United States v. LaPage

In United States v. LaPage (9th Cir. 2000) 231 F.3d 488, the defendant was prosecuted and convicted for making false statements to a federally insured bank to obtain a loan. The Ninth Circuit reversed the conviction because the prosecutor had knowingly used false testimony from a key witness: "It is fundamentally unfair for a prosecutor to knowingly present perjury to the jury. . . . Because the use of known lies to get a conviction deprives a defendant of his constitutional right to due process of law, we must reverse the defendant's conviction unless the third-party witness's testimony was 'harmless beyond a reasonable doubt.'" (Id. at p. 491.) The court concluded, "No lawyer, whether prosecutor or defense counsel, civil or criminal, may knowingly present lies to a jury and then sit idly by while opposing counsel struggles to contain this pollution of the trial. . . . A prosecutor has a special duty commensurate with a prosecutor's unique power, to assure that defendants receive fair trials." (Id. at p. 492.) Although the Ninth Circuit in dictum addressed the obligation of lawyers in civil actions not to use false testimony, LaPage involved a prosecutor's knowing use of false testimony to obtain the defendant's conviction.

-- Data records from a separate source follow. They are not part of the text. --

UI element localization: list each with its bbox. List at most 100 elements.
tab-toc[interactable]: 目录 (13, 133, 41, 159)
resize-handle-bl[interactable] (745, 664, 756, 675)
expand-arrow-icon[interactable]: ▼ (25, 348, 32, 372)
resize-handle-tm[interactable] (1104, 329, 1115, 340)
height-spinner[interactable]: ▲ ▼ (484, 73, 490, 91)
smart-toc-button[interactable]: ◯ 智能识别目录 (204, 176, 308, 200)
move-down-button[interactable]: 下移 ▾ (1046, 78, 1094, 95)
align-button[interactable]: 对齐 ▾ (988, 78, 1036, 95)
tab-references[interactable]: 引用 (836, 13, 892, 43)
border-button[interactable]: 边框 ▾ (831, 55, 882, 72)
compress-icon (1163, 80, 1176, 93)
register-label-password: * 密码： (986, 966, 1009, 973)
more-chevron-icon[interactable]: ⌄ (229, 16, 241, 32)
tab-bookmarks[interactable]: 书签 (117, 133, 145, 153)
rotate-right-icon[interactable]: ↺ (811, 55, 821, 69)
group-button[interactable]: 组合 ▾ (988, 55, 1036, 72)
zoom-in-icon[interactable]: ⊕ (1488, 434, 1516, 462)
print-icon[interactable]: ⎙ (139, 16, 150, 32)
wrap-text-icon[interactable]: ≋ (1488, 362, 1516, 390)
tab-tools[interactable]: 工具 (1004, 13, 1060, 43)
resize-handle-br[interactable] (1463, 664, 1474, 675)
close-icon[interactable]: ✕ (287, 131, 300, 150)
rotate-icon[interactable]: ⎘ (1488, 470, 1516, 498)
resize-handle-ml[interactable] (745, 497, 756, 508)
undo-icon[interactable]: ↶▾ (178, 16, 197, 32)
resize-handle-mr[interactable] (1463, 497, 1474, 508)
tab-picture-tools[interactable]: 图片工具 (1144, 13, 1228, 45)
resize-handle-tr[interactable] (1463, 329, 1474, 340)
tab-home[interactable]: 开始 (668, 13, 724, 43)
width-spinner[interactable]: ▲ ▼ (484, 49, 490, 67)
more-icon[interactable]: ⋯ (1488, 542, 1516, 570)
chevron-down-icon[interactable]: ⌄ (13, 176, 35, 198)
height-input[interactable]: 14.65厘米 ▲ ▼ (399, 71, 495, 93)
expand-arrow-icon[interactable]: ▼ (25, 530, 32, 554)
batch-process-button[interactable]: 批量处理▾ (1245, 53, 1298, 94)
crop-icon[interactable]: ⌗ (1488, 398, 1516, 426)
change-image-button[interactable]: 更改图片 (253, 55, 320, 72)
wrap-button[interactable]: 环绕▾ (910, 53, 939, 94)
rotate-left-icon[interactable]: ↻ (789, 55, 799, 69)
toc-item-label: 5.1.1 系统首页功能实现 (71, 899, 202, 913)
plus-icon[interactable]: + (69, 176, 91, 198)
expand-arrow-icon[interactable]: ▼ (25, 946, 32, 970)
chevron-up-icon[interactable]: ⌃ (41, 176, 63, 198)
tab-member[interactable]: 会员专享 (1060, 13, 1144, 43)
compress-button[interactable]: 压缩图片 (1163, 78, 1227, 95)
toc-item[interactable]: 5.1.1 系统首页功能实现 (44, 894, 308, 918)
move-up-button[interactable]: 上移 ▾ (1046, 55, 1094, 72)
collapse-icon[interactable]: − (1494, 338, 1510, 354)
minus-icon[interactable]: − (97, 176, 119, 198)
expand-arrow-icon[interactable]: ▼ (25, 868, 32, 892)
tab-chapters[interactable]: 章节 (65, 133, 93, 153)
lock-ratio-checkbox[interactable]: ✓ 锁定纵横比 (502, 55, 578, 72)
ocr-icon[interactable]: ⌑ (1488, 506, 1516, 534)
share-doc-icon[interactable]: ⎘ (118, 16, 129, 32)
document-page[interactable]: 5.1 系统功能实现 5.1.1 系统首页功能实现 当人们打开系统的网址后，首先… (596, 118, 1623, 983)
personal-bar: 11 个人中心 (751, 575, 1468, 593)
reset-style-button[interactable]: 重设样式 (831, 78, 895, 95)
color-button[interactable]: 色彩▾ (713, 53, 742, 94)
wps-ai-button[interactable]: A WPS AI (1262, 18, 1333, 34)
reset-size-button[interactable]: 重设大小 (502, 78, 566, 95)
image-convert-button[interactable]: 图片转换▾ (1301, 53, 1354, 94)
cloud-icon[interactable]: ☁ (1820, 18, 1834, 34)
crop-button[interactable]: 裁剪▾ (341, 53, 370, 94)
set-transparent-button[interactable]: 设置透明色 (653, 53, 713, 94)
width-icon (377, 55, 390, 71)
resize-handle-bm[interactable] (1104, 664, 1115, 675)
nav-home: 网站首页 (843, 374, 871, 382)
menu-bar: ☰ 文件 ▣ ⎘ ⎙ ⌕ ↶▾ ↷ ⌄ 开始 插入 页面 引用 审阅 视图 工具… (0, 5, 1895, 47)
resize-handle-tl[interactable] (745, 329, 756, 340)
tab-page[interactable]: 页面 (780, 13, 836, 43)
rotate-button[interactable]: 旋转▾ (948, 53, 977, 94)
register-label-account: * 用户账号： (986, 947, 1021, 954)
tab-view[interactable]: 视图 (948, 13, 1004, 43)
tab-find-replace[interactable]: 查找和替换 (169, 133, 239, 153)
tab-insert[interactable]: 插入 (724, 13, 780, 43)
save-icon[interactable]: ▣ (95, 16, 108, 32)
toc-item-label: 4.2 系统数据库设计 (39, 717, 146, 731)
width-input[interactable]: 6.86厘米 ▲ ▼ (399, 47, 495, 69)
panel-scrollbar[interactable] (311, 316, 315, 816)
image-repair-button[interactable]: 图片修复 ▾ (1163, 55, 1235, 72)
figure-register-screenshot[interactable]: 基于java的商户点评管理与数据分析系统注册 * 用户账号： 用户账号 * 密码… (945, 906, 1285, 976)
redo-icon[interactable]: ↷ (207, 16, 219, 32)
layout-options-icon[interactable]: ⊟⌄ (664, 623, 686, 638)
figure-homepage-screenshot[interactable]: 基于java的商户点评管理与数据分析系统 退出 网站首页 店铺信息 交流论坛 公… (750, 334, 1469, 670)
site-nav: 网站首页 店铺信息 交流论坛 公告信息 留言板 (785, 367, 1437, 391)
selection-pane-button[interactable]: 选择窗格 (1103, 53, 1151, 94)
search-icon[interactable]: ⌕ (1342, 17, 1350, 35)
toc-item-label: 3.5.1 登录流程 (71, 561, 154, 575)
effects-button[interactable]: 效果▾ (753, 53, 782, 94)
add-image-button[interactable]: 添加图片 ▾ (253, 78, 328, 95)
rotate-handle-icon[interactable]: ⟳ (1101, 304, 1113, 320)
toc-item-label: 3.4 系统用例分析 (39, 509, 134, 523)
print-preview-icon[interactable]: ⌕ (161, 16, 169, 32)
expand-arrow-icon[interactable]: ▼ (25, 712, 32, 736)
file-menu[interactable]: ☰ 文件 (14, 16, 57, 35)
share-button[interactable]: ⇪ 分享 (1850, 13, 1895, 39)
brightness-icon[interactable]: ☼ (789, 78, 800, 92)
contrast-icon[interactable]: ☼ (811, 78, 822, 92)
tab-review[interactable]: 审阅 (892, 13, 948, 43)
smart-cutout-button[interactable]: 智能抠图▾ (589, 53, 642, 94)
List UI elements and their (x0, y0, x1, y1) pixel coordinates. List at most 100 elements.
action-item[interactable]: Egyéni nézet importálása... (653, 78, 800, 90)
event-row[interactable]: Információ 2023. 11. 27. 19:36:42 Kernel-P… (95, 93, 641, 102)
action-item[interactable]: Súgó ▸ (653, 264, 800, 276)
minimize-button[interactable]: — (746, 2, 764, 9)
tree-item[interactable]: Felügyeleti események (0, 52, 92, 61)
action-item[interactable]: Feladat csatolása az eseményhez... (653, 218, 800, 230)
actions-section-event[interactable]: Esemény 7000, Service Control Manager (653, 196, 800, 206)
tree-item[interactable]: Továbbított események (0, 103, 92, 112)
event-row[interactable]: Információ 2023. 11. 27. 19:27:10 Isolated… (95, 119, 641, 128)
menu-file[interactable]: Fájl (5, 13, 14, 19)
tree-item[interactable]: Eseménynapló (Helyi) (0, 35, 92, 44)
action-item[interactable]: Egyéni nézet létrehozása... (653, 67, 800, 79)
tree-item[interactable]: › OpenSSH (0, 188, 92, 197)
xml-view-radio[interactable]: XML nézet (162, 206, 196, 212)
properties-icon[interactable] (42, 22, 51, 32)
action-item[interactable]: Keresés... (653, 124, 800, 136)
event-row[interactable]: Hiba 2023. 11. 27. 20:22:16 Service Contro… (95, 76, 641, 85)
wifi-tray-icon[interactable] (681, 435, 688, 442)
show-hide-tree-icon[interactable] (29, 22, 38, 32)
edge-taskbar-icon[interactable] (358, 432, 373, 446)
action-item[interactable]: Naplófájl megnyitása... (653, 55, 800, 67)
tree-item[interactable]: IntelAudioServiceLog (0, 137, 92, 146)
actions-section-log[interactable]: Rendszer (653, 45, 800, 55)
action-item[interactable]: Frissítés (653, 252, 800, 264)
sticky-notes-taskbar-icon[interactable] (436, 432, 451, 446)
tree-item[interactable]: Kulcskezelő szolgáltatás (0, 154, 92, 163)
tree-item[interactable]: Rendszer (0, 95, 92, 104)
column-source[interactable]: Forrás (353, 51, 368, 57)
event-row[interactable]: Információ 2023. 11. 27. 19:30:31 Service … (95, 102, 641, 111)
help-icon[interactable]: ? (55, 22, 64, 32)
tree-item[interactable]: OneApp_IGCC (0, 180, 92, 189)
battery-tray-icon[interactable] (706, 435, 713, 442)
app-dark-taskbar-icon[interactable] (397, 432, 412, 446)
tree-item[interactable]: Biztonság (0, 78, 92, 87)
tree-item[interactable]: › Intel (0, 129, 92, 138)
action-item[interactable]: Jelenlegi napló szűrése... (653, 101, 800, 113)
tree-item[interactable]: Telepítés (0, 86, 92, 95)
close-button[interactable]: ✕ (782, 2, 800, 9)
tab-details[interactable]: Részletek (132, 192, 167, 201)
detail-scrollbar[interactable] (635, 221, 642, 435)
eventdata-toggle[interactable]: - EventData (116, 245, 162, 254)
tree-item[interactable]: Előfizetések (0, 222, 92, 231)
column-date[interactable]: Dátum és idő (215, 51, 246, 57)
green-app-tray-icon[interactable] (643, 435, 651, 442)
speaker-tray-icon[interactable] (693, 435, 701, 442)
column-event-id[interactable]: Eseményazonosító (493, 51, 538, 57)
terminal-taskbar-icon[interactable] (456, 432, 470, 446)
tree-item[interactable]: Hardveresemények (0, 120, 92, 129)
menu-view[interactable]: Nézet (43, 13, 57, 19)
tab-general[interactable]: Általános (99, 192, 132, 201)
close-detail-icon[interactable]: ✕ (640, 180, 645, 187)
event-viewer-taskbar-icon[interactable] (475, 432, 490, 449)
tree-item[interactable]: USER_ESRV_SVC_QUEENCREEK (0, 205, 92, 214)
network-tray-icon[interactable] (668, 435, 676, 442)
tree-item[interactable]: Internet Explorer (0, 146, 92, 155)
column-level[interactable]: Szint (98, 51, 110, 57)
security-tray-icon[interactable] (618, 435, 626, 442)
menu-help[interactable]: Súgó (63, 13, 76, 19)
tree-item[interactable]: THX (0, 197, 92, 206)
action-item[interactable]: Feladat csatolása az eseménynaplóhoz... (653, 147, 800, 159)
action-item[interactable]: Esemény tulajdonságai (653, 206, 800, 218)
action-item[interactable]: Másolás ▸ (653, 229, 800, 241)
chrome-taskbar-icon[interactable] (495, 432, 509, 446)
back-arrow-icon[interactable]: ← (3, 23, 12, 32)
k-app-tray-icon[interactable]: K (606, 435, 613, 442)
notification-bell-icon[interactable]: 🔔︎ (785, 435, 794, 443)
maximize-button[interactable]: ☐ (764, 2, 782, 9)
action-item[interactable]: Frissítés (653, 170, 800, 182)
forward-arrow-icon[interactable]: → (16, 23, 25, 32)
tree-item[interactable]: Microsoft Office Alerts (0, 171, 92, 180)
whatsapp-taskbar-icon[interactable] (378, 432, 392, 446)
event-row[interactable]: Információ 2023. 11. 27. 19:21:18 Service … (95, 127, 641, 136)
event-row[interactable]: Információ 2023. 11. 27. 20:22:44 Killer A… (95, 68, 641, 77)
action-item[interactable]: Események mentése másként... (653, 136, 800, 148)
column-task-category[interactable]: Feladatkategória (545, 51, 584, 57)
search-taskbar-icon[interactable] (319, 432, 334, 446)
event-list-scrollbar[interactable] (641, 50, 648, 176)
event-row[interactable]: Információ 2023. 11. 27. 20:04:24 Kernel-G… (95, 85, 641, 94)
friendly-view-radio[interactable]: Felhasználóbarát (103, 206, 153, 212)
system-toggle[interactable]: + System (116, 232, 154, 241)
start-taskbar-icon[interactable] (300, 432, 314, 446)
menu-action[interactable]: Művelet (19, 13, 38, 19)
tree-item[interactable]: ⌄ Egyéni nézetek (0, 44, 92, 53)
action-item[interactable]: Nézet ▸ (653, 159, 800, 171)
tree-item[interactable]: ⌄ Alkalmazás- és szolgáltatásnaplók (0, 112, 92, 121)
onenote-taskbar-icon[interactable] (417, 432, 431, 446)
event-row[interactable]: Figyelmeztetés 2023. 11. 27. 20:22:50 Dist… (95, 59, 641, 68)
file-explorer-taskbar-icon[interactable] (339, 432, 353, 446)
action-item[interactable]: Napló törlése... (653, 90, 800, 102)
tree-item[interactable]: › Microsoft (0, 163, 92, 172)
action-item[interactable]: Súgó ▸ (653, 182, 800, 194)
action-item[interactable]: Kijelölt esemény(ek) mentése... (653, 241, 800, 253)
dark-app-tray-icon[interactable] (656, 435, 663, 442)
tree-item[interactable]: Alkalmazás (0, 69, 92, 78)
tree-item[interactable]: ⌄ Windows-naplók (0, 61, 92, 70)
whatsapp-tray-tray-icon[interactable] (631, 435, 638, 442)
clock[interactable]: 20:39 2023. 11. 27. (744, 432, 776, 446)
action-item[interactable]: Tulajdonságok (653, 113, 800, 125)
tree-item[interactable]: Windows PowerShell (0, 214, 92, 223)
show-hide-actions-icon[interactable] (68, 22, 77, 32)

That is a far different situation from a civil dispute between private parties in which a third-party witness allegedly testified falsely on cross-examination when asked if he had ever telephoned plaintiff's counsel. LaPage emphasized the unique ethical obligation of prosecutors, who, as the court expressly stated, have "a special duty commensurate with a prosecutor's unique power, to assure that defendants receive fair trials." (LaPage, supra, 231 F.3d at p. 642.)